Xenophobic conversations about Chinese eating habits go viral on the Internet
Such ignorance is not only unpleasant – misdiagnosing the problem is also dangerous.
A change.org petition launched on January 26 had 118,858 signatures Wednesday afternoon. Ian Ong, who wrote: “We are not rat or bat eaters and should not have to take responsibility for their stupidities.
Xenophobic conversations about mainland Chinese and their eating habits have spread around the world since the first cases of the new coronavirus 2019 (n-CoV 2019) appeared in China’s Hubei province in December.
The virus has now infected more than 6 000 people, most of them in mainland China where at least 132 people have died. Dozens of people have been infected in the rest of Asia – including 10 in Singapore and seven in Malaysia.

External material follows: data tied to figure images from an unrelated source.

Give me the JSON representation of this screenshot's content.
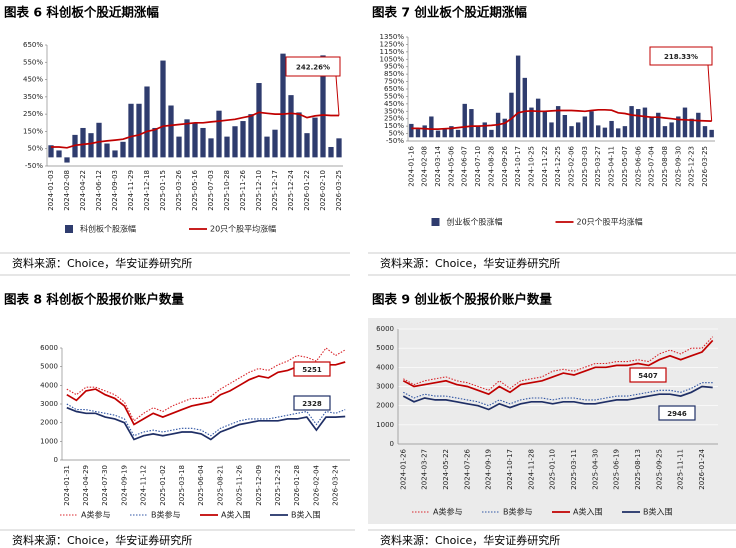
{
  "chart_data": [
    {
      "type": "bar",
      "title": "图表 6 科创板个股近期涨幅",
      "source": "资料来源：Choice，华安证券研究所",
      "annotation": "242.26%",
      "categories": [
        "2024-01-03",
        null,
        "2024-02-08",
        null,
        "2024-04-22",
        null,
        "2024-06-12",
        null,
        "2024-09-03",
        null,
        "2024-11-29",
        null,
        "2024-12-18",
        null,
        "2025-01-15",
        null,
        "2025-03-26",
        null,
        "2025-05-16",
        null,
        "2025-07-03",
        null,
        "2025-10-28",
        null,
        "2025-11-26",
        null,
        "2025-12-10",
        null,
        "2025-12-17",
        null,
        "2025-12-24",
        null,
        "2026-01-22",
        null,
        "2026-02-10",
        null,
        "2026-03-25"
      ],
      "series": [
        {
          "name": "科创板个股涨幅",
          "type": "bar",
          "color": "#2f3c6e",
          "values": [
            70,
            40,
            -30,
            130,
            170,
            140,
            200,
            80,
            40,
            90,
            310,
            310,
            410,
            170,
            560,
            300,
            120,
            220,
            200,
            170,
            110,
            270,
            120,
            180,
            210,
            250,
            430,
            120,
            160,
            600,
            360,
            260,
            140,
            230,
            590,
            60,
            110
          ]
        },
        {
          "name": "20只个股平均涨幅",
          "type": "line",
          "color": "#c00000",
          "values": [
            60,
            60,
            55,
            70,
            75,
            80,
            90,
            95,
            100,
            105,
            120,
            130,
            150,
            160,
            180,
            185,
            190,
            195,
            200,
            200,
            205,
            210,
            215,
            220,
            230,
            240,
            260,
            255,
            250,
            250,
            255,
            250,
            230,
            240,
            245,
            242,
            242.26
          ]
        }
      ],
      "ylim": [
        -50,
        650
      ],
      "yticks": [
        {
          "value": -50,
          "label": "-50%"
        },
        {
          "value": 50,
          "label": "50%"
        },
        {
          "value": 150,
          "label": "150%"
        },
        {
          "value": 250,
          "label": "250%"
        },
        {
          "value": 350,
          "label": "350%"
        },
        {
          "value": 450,
          "label": "450%"
        },
        {
          "value": 550,
          "label": "550%"
        },
        {
          "value": 650,
          "label": "650%"
        }
      ],
      "grid": false
    },
    {
      "type": "bar",
      "title": "图表 7 创业板个股近期涨幅",
      "source": "资料来源：Choice，华安证券研究所",
      "annotation": "218.33%",
      "categories": [
        "2024-01-16",
        null,
        "2024-02-08",
        null,
        "2024-03-14",
        null,
        "2024-05-06",
        null,
        "2024-06-07",
        null,
        "2024-07-10",
        null,
        "2024-08-28",
        null,
        "2024-09-26",
        null,
        "2024-10-17",
        null,
        "2024-10-25",
        null,
        "2024-11-22",
        null,
        "2024-12-25",
        null,
        "2025-02-06",
        null,
        "2025-03-03",
        null,
        "2025-03-27",
        null,
        "2025-04-11",
        null,
        "2025-05-07",
        null,
        "2025-06-06",
        null,
        "2025-07-04",
        null,
        "2025-08-08",
        null,
        "2025-09-30",
        null,
        "2025-12-23",
        null,
        "2026-03-25",
        null
      ],
      "series": [
        {
          "name": "创业板个股涨幅",
          "type": "bar",
          "color": "#2f3c6e",
          "values": [
            180,
            110,
            160,
            280,
            90,
            120,
            150,
            100,
            450,
            380,
            150,
            200,
            100,
            330,
            250,
            600,
            1100,
            800,
            400,
            520,
            350,
            200,
            420,
            300,
            150,
            200,
            280,
            350,
            160,
            130,
            220,
            120,
            150,
            420,
            380,
            400,
            280,
            330,
            150,
            200,
            280,
            400,
            250,
            330,
            150,
            100
          ]
        },
        {
          "name": "20只个股平均涨幅",
          "type": "line",
          "color": "#c00000",
          "values": [
            120,
            120,
            115,
            110,
            110,
            115,
            120,
            130,
            140,
            150,
            150,
            155,
            160,
            170,
            190,
            250,
            330,
            350,
            355,
            350,
            350,
            355,
            360,
            360,
            360,
            355,
            350,
            360,
            370,
            370,
            365,
            330,
            320,
            300,
            290,
            280,
            270,
            270,
            260,
            250,
            240,
            235,
            230,
            225,
            220,
            218.33
          ]
        }
      ],
      "ylim": [
        -50,
        1350
      ],
      "yticks": [
        {
          "value": -50,
          "label": "-50%"
        },
        {
          "value": 50,
          "label": "50%"
        },
        {
          "value": 150,
          "label": "150%"
        },
        {
          "value": 250,
          "label": "250%"
        },
        {
          "value": 350,
          "label": "350%"
        },
        {
          "value": 450,
          "label": "450%"
        },
        {
          "value": 550,
          "label": "550%"
        },
        {
          "value": 650,
          "label": "650%"
        },
        {
          "value": 750,
          "label": "750%"
        },
        {
          "value": 850,
          "label": "850%"
        },
        {
          "value": 950,
          "label": "950%"
        },
        {
          "value": 1050,
          "label": "1050%"
        },
        {
          "value": 1150,
          "label": "1150%"
        },
        {
          "value": 1250,
          "label": "1250%"
        },
        {
          "value": 1350,
          "label": "1350%"
        }
      ],
      "grid": false
    },
    {
      "type": "line",
      "title": "图表 8 科创板个股报价账户数量",
      "source": "资料来源：Choice，华安证券研究所",
      "categories": [
        "2024-01-31",
        null,
        "2024-04-29",
        null,
        "2024-07-30",
        null,
        "2024-09-19",
        null,
        "2024-11-12",
        null,
        "2025-01-02",
        null,
        "2025-03-18",
        null,
        "2025-06-04",
        null,
        "2025-08-21",
        null,
        "2025-11-26",
        null,
        "2025-12-09",
        null,
        "2025-12-23",
        null,
        "2026-01-28",
        null,
        "2026-02-04",
        null,
        "2026-03-24",
        null
      ],
      "series": [
        {
          "name": "A类参与",
          "style": "dotted",
          "color": "#d9262c",
          "values": [
            3800,
            3500,
            3900,
            3900,
            3700,
            3500,
            3100,
            2100,
            2500,
            2800,
            2600,
            2900,
            3100,
            3300,
            3300,
            3400,
            3800,
            4100,
            4400,
            4700,
            4900,
            4800,
            5100,
            5300,
            5600,
            5500,
            5300,
            6000,
            5600,
            5900
          ]
        },
        {
          "name": "B类参与",
          "style": "dotted",
          "color": "#2f55a4",
          "values": [
            3000,
            2700,
            2700,
            2600,
            2500,
            2400,
            2200,
            1300,
            1500,
            1600,
            1500,
            1600,
            1700,
            1700,
            1600,
            1300,
            1700,
            1900,
            2100,
            2200,
            2200,
            2200,
            2300,
            2400,
            2500,
            2600,
            1900,
            2600,
            2500,
            2700
          ]
        },
        {
          "name": "A类入围",
          "style": "solid",
          "color": "#c00000",
          "values": [
            3500,
            3200,
            3700,
            3800,
            3500,
            3300,
            2900,
            1900,
            2200,
            2500,
            2300,
            2500,
            2700,
            2900,
            3000,
            3100,
            3500,
            3700,
            4000,
            4300,
            4500,
            4400,
            4700,
            4800,
            5000,
            5000,
            4900,
            5100,
            5100,
            5251
          ]
        },
        {
          "name": "B类入围",
          "style": "solid",
          "color": "#1f2f66",
          "values": [
            2800,
            2600,
            2500,
            2500,
            2300,
            2200,
            2000,
            1100,
            1300,
            1400,
            1300,
            1400,
            1500,
            1500,
            1400,
            1100,
            1500,
            1700,
            1900,
            2000,
            2100,
            2100,
            2100,
            2200,
            2200,
            2300,
            1600,
            2300,
            2300,
            2328
          ]
        }
      ],
      "ylim": [
        0,
        6000
      ],
      "yticks": [
        0,
        1000,
        2000,
        3000,
        4000,
        5000,
        6000
      ],
      "grid": false
    },
    {
      "type": "line",
      "title": "图表 9 创业板个股报价账户数量",
      "source": "资料来源：Choice，华安证券研究所",
      "background": "#ebebeb",
      "categories": [
        "2024-01-26",
        null,
        "2024-03-27",
        null,
        "2024-05-22",
        null,
        "2024-07-26",
        null,
        "2024-09-19",
        null,
        "2024-10-17",
        null,
        "2024-11-28",
        null,
        "2025-01-10",
        null,
        "2025-03-11",
        null,
        "2025-04-30",
        null,
        "2025-06-19",
        null,
        "2025-08-13",
        null,
        "2025-09-25",
        null,
        "2025-11-11",
        null,
        "2026-01-24",
        null
      ],
      "series": [
        {
          "name": "A类参与",
          "style": "dotted",
          "color": "#d9262c",
          "values": [
            3400,
            3100,
            3300,
            3400,
            3500,
            3300,
            3200,
            3000,
            2800,
            3300,
            2900,
            3300,
            3400,
            3500,
            3800,
            3900,
            3800,
            4000,
            4200,
            4200,
            4300,
            4300,
            4400,
            4300,
            4700,
            4900,
            4700,
            5000,
            5000,
            5600
          ]
        },
        {
          "name": "B类参与",
          "style": "dotted",
          "color": "#2f55a4",
          "values": [
            2700,
            2400,
            2600,
            2500,
            2500,
            2400,
            2300,
            2200,
            2000,
            2300,
            2100,
            2300,
            2400,
            2400,
            2300,
            2400,
            2400,
            2300,
            2300,
            2400,
            2500,
            2500,
            2600,
            2700,
            2800,
            2800,
            2700,
            2900,
            3200,
            3200
          ]
        },
        {
          "name": "A类入围",
          "style": "solid",
          "color": "#c00000",
          "values": [
            3300,
            3000,
            3100,
            3200,
            3300,
            3100,
            3000,
            2800,
            2600,
            3000,
            2700,
            3100,
            3200,
            3300,
            3500,
            3700,
            3600,
            3800,
            4000,
            4000,
            4100,
            4100,
            4200,
            4100,
            4400,
            4600,
            4400,
            4600,
            4800,
            5407
          ]
        },
        {
          "name": "B类入围",
          "style": "solid",
          "color": "#1f2f66",
          "values": [
            2500,
            2200,
            2400,
            2300,
            2300,
            2200,
            2100,
            2000,
            1800,
            2100,
            1900,
            2100,
            2200,
            2200,
            2100,
            2200,
            2200,
            2100,
            2100,
            2200,
            2300,
            2300,
            2400,
            2500,
            2600,
            2600,
            2500,
            2700,
            3000,
            2946
          ]
        }
      ],
      "ylim": [
        0,
        6000
      ],
      "yticks": [
        0,
        1000,
        2000,
        3000,
        4000,
        5000,
        6000
      ],
      "grid": true
    }
  ]
}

Some countries, including the Philippines, stopped issuing visas on arrival to all Chinese nationals. Papua New Guinea went further, closing its airports and ports to all foreigners from Asia.
In Malaysia, there have been calls to block Chinese tourists and social media articles claiming that the epidemic is “divine retribution” for China’s treatment of its Uighur Muslim population. Some mosques in Malaysia have also closed to tourists.
In Japan, a shop in a mountain town prompted an apology from tourism authorities after posting a sign saying, “No Chinese are allowed to enter the shop. I don’t want to spread the virus”. “
“Save your virus, you Chinese tramp! You’re not welcome in France,” shouts a hit-and-run driver accelerating over a puddle of water to splash him. Minh, who recounts the episode that took place on Monday 27 January, is of Vietnamese origin. Since the identification in France of several cases of patients contaminated by the coronavirus 2019-nCoV, which appeared in December 2019 in Wuhan, China, racist remarks against people from the Asian community have been increasing. They are the first victims of the concern about the virus.
On Wednesday from noon, Singapore blocked the entry of tourists who had visited Hubei province in the last 14 days or who hold passports issued in the province. Malaysia has also stopped issuing visas to Chinese travellers from Hubei.
The Government of Singapore said the travel ban was due to global trends showing that most of the infections were among people who had visited the province and that the country wanted to minimize the importation of the virus into Singapore.
Sam Phan, a master’s student at the University of Manchester, wrote in The Guardian: “This week my ethnicity made me feel like I was part of a menacing and sick mass. To see myself as someone who carries the virus simply because of my race is, well, racist. »
“As an East Asian, I can’t help but feel increasingly uncomfortable,” added Phan, a British citizen. “On the bus to work last week, as I sat down, the man next to me immediately rushed to collect his things and stood up to avoid sitting next to me.”
In Canada, the Toronto BlogTO website said that there is also a stigma attached to Chinese food, noting that a similar thing happened during the 2003 outbreak of Severe Acute Respiratory Syndrome (Sars), which infected 8,000 people worldwide and killed nearly 800 people. on its Instagram publication about a new Chinese restaurant, which some posters urged diners to avoid because “there may be pieces of bat or whatever else they eat”.
The comments referred in part to a video of a Chinese social media influencer slipping into a bowl of bat soup. Some posters claimed that the video was evidence of “disgusting” Chinese eating habits, although the video was actually filmed three years ago in Palau, a Pacific island nation where bat soup is a delicacy.